Early speech & language stimulation tricks from a speech-language pathologist and mom of four

by Sheri Lambourne

The Minister did not speak as much as he intoned his words in his greeting, “weelllcooomme”.  It was as if we were in church not in a small sitting room on a cold March day, as we met to discuss the upcoming baptism of our first child-our much awaited daughter. His question, however simple, left us stumped as he asked us if we knew what infant meant in Latin. Neither of us knew.  With a flourish of his hand, he intoned that the Latin translation of infant is “Speechless”.  Such was the importance of speech in a child’s development.  In my training as a Speech-Language Pathologist, I had dutifully memorized the charts of developmental milestones, I knew that most children said their first words around 9-12 months and that they would begin to combine words around 2 years, BUT I also knew that there was great variation in these milestones prompting the need for parental reassurance. I knew ~theoretically~ how to teach this helpless little soul to speak but I had never ~practically~ done it!  All my training had occurred before I had earned this new title of mom.  I remember feeling fairly overwhelmed at the task of raising this little baby never mind having to have the full responsibility of teaching her to talk! That was almost 24 years ago. I am now a mom of four and have been a Speech-Language Pathologist for over 25 years.  I am happy to report that all four of our children DID indeed learn to speak and we were as amazed at the process with number four as we were with number one.

Quite simply, we are the model that our children see, hear and imitate-all day- every day. That places a great deal of responsibility on our shoulders to do our best to ensure that our children can communicate their needs, wants and desires. It is said that imitation is the greatest form of flattery.
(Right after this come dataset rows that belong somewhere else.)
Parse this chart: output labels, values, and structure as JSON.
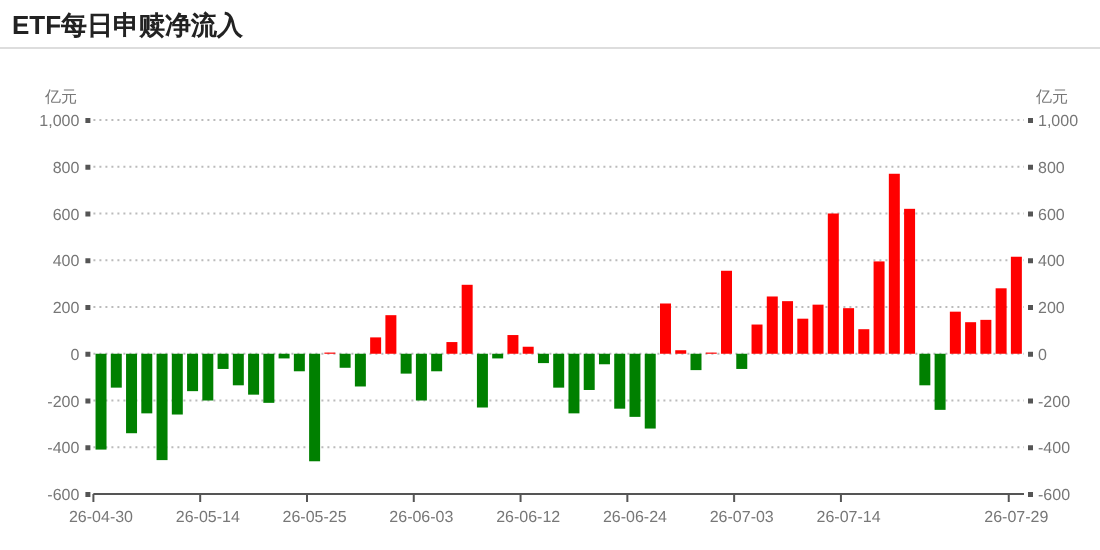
{
  "chart_data": {
    "type": "bar",
    "title": "ETF每日申赎净流入",
    "ylabel": "亿元",
    "y2label": "亿元",
    "categories": [
      "26-04-30",
      null,
      null,
      null,
      null,
      null,
      null,
      "26-05-14",
      null,
      null,
      null,
      null,
      null,
      null,
      "26-05-25",
      null,
      null,
      null,
      null,
      null,
      null,
      "26-06-03",
      null,
      null,
      null,
      null,
      null,
      null,
      "26-06-12",
      null,
      null,
      null,
      null,
      null,
      null,
      "26-06-24",
      null,
      null,
      null,
      null,
      null,
      null,
      "26-07-03",
      null,
      null,
      null,
      null,
      null,
      null,
      "26-07-14",
      null,
      null,
      null,
      null,
      null,
      null,
      null,
      null,
      null,
      null,
      "26-07-29"
    ],
    "values": [
      -410,
      -145,
      -340,
      -255,
      -455,
      -260,
      -160,
      -200,
      -65,
      -135,
      -175,
      -210,
      -20,
      -75,
      -460,
      5,
      -60,
      -140,
      70,
      165,
      -85,
      -200,
      -75,
      50,
      295,
      -230,
      -20,
      80,
      30,
      -40,
      -145,
      -255,
      -155,
      -45,
      -235,
      -270,
      -320,
      215,
      15,
      -70,
      5,
      355,
      -65,
      125,
      245,
      225,
      150,
      210,
      600,
      195,
      105,
      395,
      770,
      620,
      -135,
      -240,
      180,
      135,
      145,
      280,
      415
    ],
    "colors": [
      "#008000",
      "#008000",
      "#008000",
      "#008000",
      "#008000",
      "#008000",
      "#008000",
      "#008000",
      "#008000",
      "#008000",
      "#008000",
      "#008000",
      "#008000",
      "#008000",
      "#008000",
      "#ff0000",
      "#008000",
      "#008000",
      "#ff0000",
      "#ff0000",
      "#008000",
      "#008000",
      "#008000",
      "#ff0000",
      "#ff0000",
      "#008000",
      "#008000",
      "#ff0000",
      "#ff0000",
      "#008000",
      "#008000",
      "#008000",
      "#008000",
      "#008000",
      "#008000",
      "#008000",
      "#008000",
      "#ff0000",
      "#ff0000",
      "#008000",
      "#ff0000",
      "#ff0000",
      "#008000",
      "#ff0000",
      "#ff0000",
      "#ff0000",
      "#ff0000",
      "#ff0000",
      "#ff0000",
      "#ff0000",
      "#ff0000",
      "#ff0000",
      "#ff0000",
      "#ff0000",
      "#008000",
      "#008000",
      "#ff0000",
      "#ff0000",
      "#ff0000",
      "#ff0000",
      "#ff0000"
    ],
    "ylim": [
      -600,
      1000
    ],
    "yticks": [
      -600,
      -400,
      -200,
      0,
      200,
      400,
      600,
      800,
      {
        "value": 1000,
        "label": "1,000"
      }
    ],
    "y2lim": [
      -600,
      1000
    ],
    "y2ticks": [
      -600,
      -400,
      -200,
      0,
      200,
      400,
      600,
      800,
      {
        "value": 1000,
        "label": "1,000"
      }
    ],
    "grid": "y"
  }
}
So it is with our children. These little people will learn completely through imitation. They are like little parrots! Take the bathtub for instance. As you are bathing your little person-and they are looking at you, try repeating buh,buh, buh as the soap makes bubbles. Before you know it they will be repeating you! Vowel sounds come first (eee, oooo), then some consonant sounds enter the picture. I remember swinging Tessa around by her arms saying “Wheeee” and soon after hearing her imitate me. First consonant sounds include /p,b,m,w,h,n/ so be silly and make those funny sounds as you go about your daily routines with your child-bathing, eating (mmm, mmm!).  Remember names are important too-think of “mama” and “dada” – No wonder children often say mama first – they hear it the MOST!

As you are playing with your child, remember to follow their lead. If it’s the box that they want to play with and not the contents, play with the box! Put it on your head, put it on their head, and simply stay one step ahead of their language. If they are reaching for a ball, wait them out before giving it to them and say ball with emphasis! Chances are they will TRY to say buh, buh. Give them the opportunity to try to say something before you give over the “prize!” whether it is a ball or a cookie.  Remember to keep your sentences short- Less is more when you want your child to imitate what you are saying!

Give them the words they need rather than ask questions. Think of it as a training session not a test!  I remember scanning books for the LEAST amount of text-they are the books that are the best to use for little people (not to mention to a tired parent, a short book is sometimes needed!). When looking at a book, describe what you are seeing (rather than read the text). You say the words (at the level that they can manage-one or two words at a time e.g. Big Truck) and they will imitate. If you ask “what’s this?” you will get only a one word answer. We want to extend their language into word combinations-they will need you for this!

Stay assured that if you stick with these basic language stimulation strategies your child will move from a “Speechless” infant to a Chatty-Cathy toddler! Also, if there is any question regarding hearing health – get this assessed at your nearest Nova Scotia Hearing and Speech Centre or a private Audiologist.

Information can also be found on sites which include Speech-Language & Audiology Canada (SAC) or American Speech-Language-Hearing Association (ASHA).